The end result is a series with the foreground masks:

And then the final result is a series of images in which only the foreground is shown. The “glow” around the images is because of the blur effect used when creating the mask:

Adaptive background

There may also be cases in which there is no readily available background image as we used above, such as in this hip-hop AIST dance video:

Then it is possible to create a background image by averaging over all the images, and hope that this could “remove” the foreground.

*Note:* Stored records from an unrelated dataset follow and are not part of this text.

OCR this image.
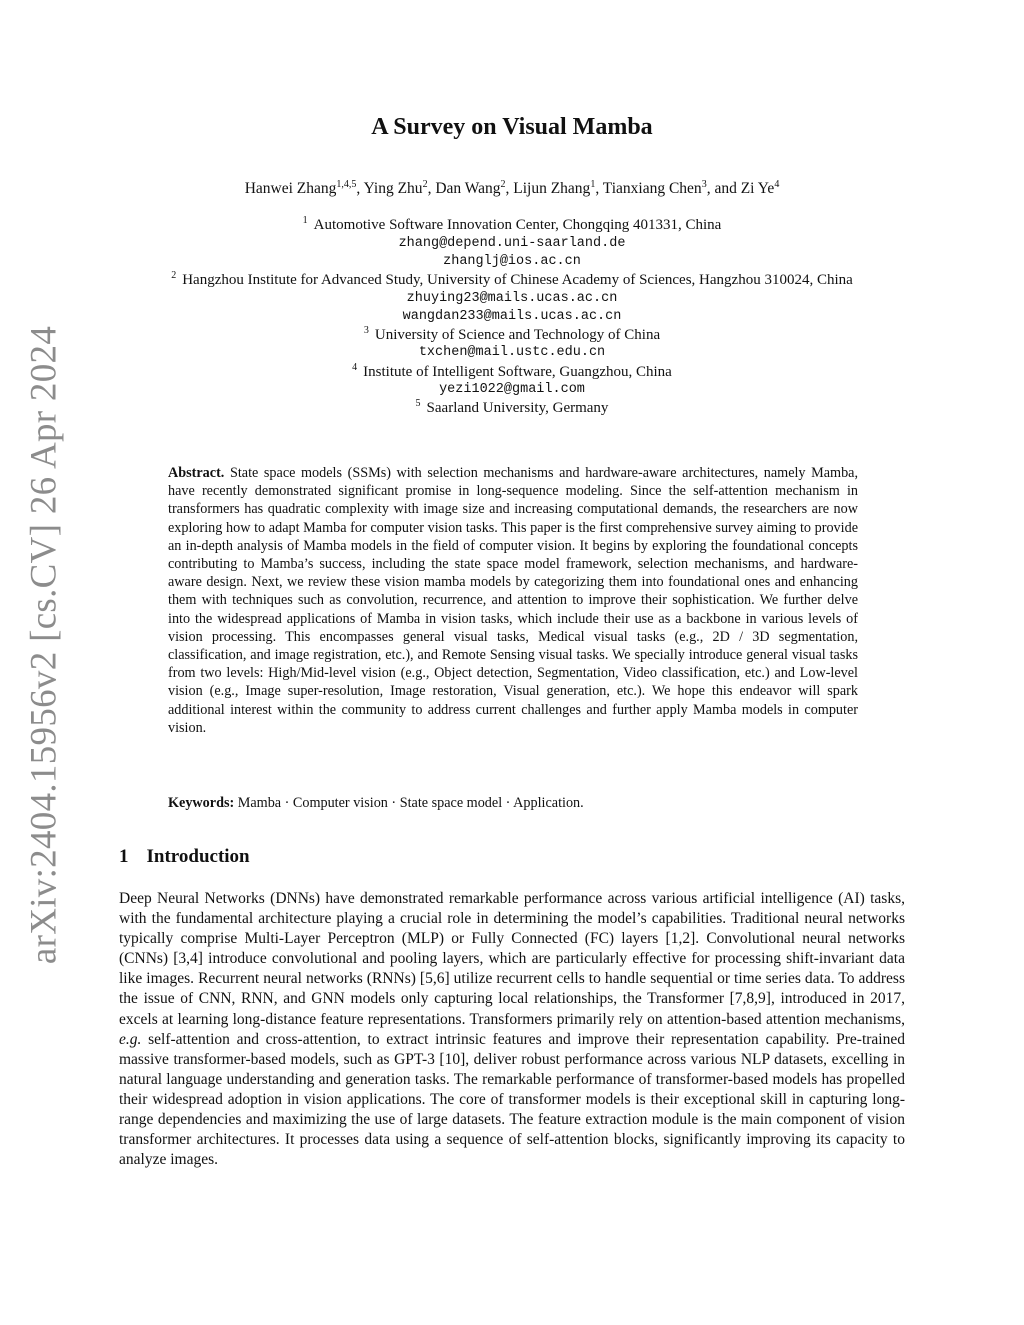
arXiv:2404.15956v2 [cs.CV] 26 Apr 2024
A Survey on Visual Mamba
Hanwei Zhang$^{1,4,5}$, Ying Zhu$^2$, Dan Wang$^2$, Lijun Zhang$^1$, Tianxiang Chen$^3$, and Zi Ye$^4$
$^1$ Automotive Software Innovation Center, Chongqing 401331, China
zhang@depend.uni-saarland.de
zhanglj@ios.ac.cn
$^2$ Hangzhou Institute for Advanced Study, University of Chinese Academy of Sciences, Hangzhou 310024, China
zhuying23@mails.ucas.ac.cn
wangdan233@mails.ucas.ac.cn
$^3$ University of Science and Technology of China
txchen@mail.ustc.edu.cn
$^4$ Institute of Intelligent Software, Guangzhou, China
yezi1022@gmail.com
$^5$ Saarland University, Germany
Abstract. State space models (SSMs) with selection mechanisms and hardware-aware architectures, namely Mamba, have recently demonstrated significant promise in long-sequence modeling. Since the self-attention mechanism in transformers has quadratic complexity with image size and increasing computational demands, the researchers are now exploring how to adapt Mamba for computer vision tasks. This paper is the first comprehensive survey aiming to provide an in-depth analysis of Mamba models in the field of computer vision. It begins by exploring the foundational concepts contributing to Mamba’s success, including the state space model framework, selection mechanisms, and hardware-aware design. Next, we review these vision mamba models by categorizing them into foundational ones and enhancing them with techniques such as convolution, recurrence, and attention to improve their sophistication. We further delve into the widespread applications of Mamba in vision tasks, which include their use as a backbone in various levels of vision processing. This encompasses general visual tasks, Medical visual tasks (e.g., 2D / 3D segmentation, classification, and image registration, etc.), and Remote Sensing visual tasks. We specially introduce general visual tasks from two levels: High/Mid-level vision (e.g., Object detection, Segmentation, Video classification, etc.) and Low-level vision (e.g., Image super-resolution, Image restoration, Visual generation, etc.). We hope this endeavor will spark additional interest within the community to address current challenges and further apply Mamba models in computer vision.
Keywords: Mamba · Computer vision · State space model · Application.
1 Introduction
Deep Neural Networks (DNNs) have demonstrated remarkable performance across various artificial intelligence (AI) tasks, with the fundamental architecture playing a crucial role in determining the model’s capabilities. Traditional neural networks typically comprise Multi-Layer Perceptron (MLP) or Fully Connected (FC) layers [1,2]. Convolutional neural networks (CNNs) [3,4] introduce convolutional and pooling layers, which are particularly effective for processing shift-invariant data like images. Recurrent neural networks (RNNs) [5,6] utilize recurrent cells to handle sequential or time series data. To address the issue of CNN, RNN, and GNN models only capturing local relationships, the Transformer [7,8,9], introduced in 2017, excels at learning long-distance feature representations. Transformers primarily rely on attention-based attention mechanisms, e.g. self-attention and cross-attention, to extract intrinsic features and improve their representation capability. Pre-trained massive transformer-based models, such as GPT-3 [10], deliver robust performance across various NLP datasets, excelling in natural language understanding and generation tasks. The remarkable performance of transformer-based models has propelled their widespread adoption in vision applications. The core of transformer models is their exceptional skill in capturing long-range dependencies and maximizing the use of large datasets. The feature extraction module is the main component of vision transformer architectures. It processes data using a sequence of self-attention blocks, significantly improving its capacity to analyze images.
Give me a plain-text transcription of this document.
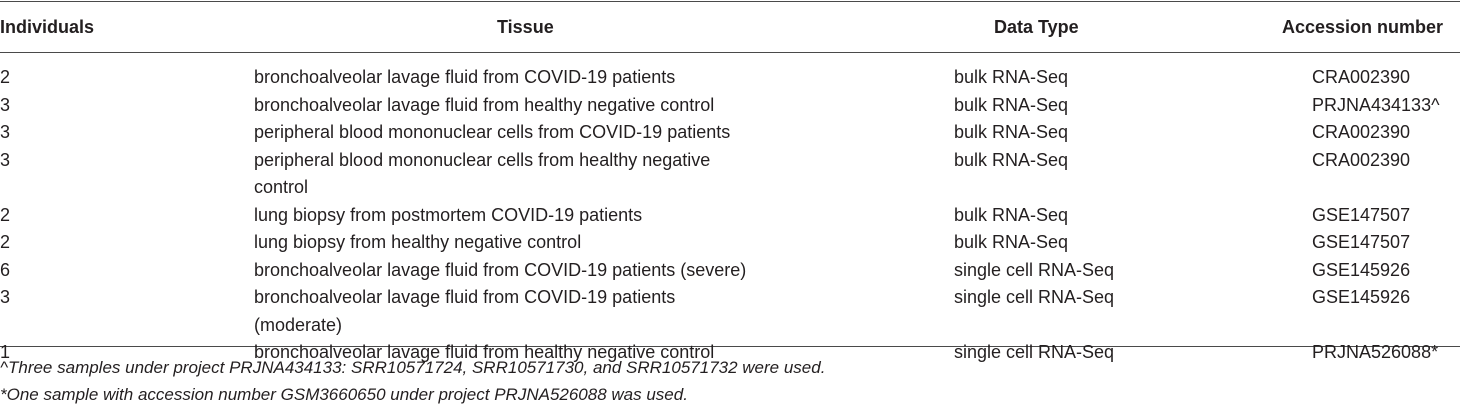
Individuals	Tissue	Data Type	Accession number
2	bronchoalveolar lavage fluid from COVID-19 patients	bulk RNA-Seq	CRA002390
3	bronchoalveolar lavage fluid from healthy negative control	bulk RNA-Seq	PRJNA434133^
3	peripheral blood mononuclear cells from COVID-19 patients	bulk RNA-Seq	CRA002390
3	peripheral blood mononuclear cells from healthy negative control	bulk RNA-Seq	CRA002390
2	lung biopsy from postmortem COVID-19 patients	bulk RNA-Seq	GSE147507
2	lung biopsy from healthy negative control	bulk RNA-Seq	GSE147507
6	bronchoalveolar lavage fluid from COVID-19 patients (severe)	single cell RNA-Seq	GSE145926
3	bronchoalveolar lavage fluid from COVID-19 patients (moderate)	single cell RNA-Seq	GSE145926
1	bronchoalveolar lavage fluid from healthy negative control	single cell RNA-Seq	PRJNA526088*

^Three samples under project PRJNA434133: SRR10571724, SRR10571730, and SRR10571732 were used.

*One sample with accession number GSM3660650 under project PRJNA526088 was used.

Here is a one-liner that does this (assuming that you have exported the individual keyframes as mentioned in the beginning of this post):

convert *.tiff -background black -compose lighten -flatten background.tiff

This works quite well, although we can see that the camera right behind the dancer is a little more faint the two others:

Background image created by averaging over all the keyframes.

This background image can then be used to subtract from the other images like we did above:

for i in *.tiff; 
do 
name=`echo $i | cut -d'.' -f1`; 
convert background.tiff $i -compose difference -composite -threshold 5% -blur 0x3 -threshold 20% -blur 0x3 "$name-mask.tiff" 
convert $i "$name-mask.tiff" -compose multiply -flatten "$name-clean.jpg"
done

It works very well, except for that the camera behind the performer (that wasn’t masked properly) also shows up in the masked foreground images:

This method works quite well and has the benefit of being very fast. It is possible to get a better result by creating an average image from the entire video (and not only the keyframes), but this would also take very much longer.